Alice Corporation develops financial software tools, and it promotes its patent portfolio heavily. In that portfolio are four filings for an electronic trading platform that lets a third party manage trading obligations between two other groups — ensuring that one side isn't able to unilaterally back out of the deal. And according to Alice, CLS Bank used the ideas it developed to create its own trading platform. One example, patent 5,970,479 ('479), covers the process of holding "shadow" balances for each party in a trade, tallying money until the end of a day and then giving each a net credit or debit. While Alice described it as a concrete software tool, though, CLS argued that this was essentially just the description of escrow, not any kind of actual innovation.

"This case is the death of hundreds of thousands of patents."

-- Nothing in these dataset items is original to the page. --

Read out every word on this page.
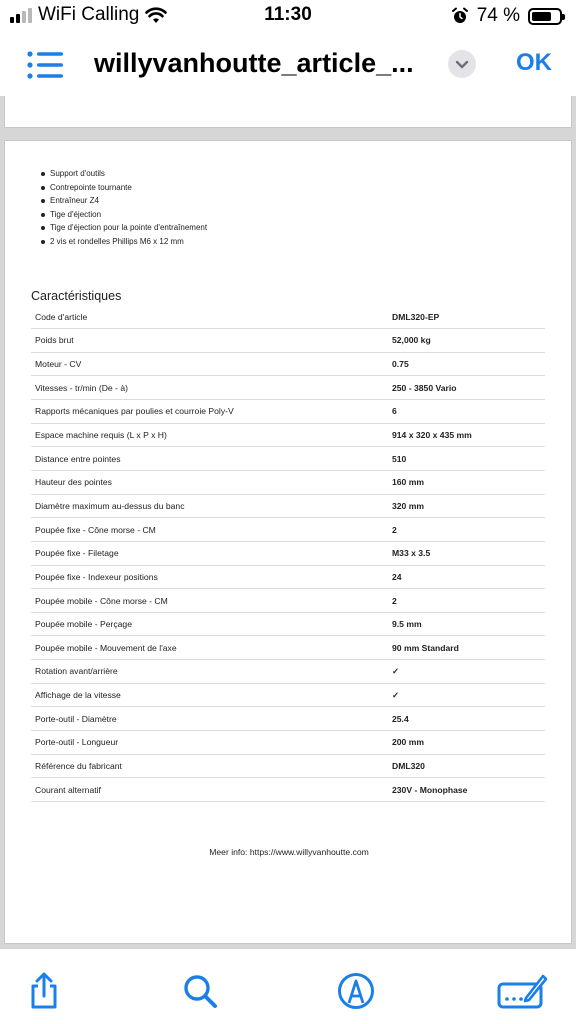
WiFi Calling	11:30	74 %
willyvanhoutte_article_...	OK
Support d'outils
Contrepointe tournante
Entraîneur Z4
Tige d'éjection
Tige d'éjection pour la pointe d'entraînement
2 vis et rondelles Phillips M6 x 12 mm
Caractéristiques
Code d'article	DML320-EP
Poids brut	52,000 kg
Moteur - CV	0.75
Vitesses - tr/min (De - à)	250 - 3850 Vario
Rapports mécaniques par poulies et courroie Poly-V	6
Espace machine requis (L x P x H)	914 x 320 x 435 mm
Distance entre pointes	510
Hauteur des pointes	160 mm
Diamètre maximum au-dessus du banc	320 mm
Poupée fixe - Cône morse - CM	2
Poupée fixe - Filetage	M33 x 3.5
Poupée fixe - Indexeur positions	24
Poupée mobile - Cône morse - CM	2
Poupée mobile - Perçage	9.5 mm
Poupée mobile - Mouvement de l'axe	90 mm Standard
Rotation avant/arrière	✓
Affichage de la vitesse	✓
Porte-outil - Diamètre	25.4
Porte-outil - Longueur	200 mm
Référence du fabricant	DML320
Courant alternatif	230V - Monophase
Meer info: https://www.willyvanhoutte.com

Lower courts proved bitterly divided on the issue. Ultimately, judges decided that Alice's patents weren't enforceable and consisted of little more than a basic concept; in a previous trial, a judge had said the system behind them "is not just abstract; it is also literally ancient" — pointing to a paper on early Roman trading practices. But a dissenting opinion from Judge Kimberly Moore and others said that if these patents weren't enforceable, virtually no software patents would be. "If all of these claims, including the system claims, are not patent-eligible, this case is the death of hundreds of thousands of patents, including all business method, financial system, and software patents as well as many computer implemented and telecommunications patents." The Supreme Court's previous decisions, dissenting judges said, involved patents "reciting a method and simply saying 'apply it' on a general purpose computer," not actual descriptions of software.

The Supreme Court dealt with a similar case last year, when it decided WildTangent v. Ultramercial, a dispute over a patent that essentially covered online advertising. In that instance, it sent the case back to the federal courts for review, and the issue now being appealed again. Past cases suggest that Supreme Court judges are willing to rule against patents that outline a specific technical application of an obvious idea, and it seems possible that this decision will fall in line. It's not clear where that would leave software patents as a whole, though it would at the very least make them harder to defend.

Software patents have come up again and again in reform efforts, and some judges said that the real issues may be beyond a court's capacity to settle. "Congress can, and perhaps should, develop special rules for software patents. It could, for instance, limit their life by limiting the term of such patents," Judge Richard Lin said in an opinion. "But broadening what is a narrow exception to the statutory definition of patent eligibility should not be the vehicle to address these concerns. While Congress may, this court may not change the law to address one technological field or the concerns of a single industry."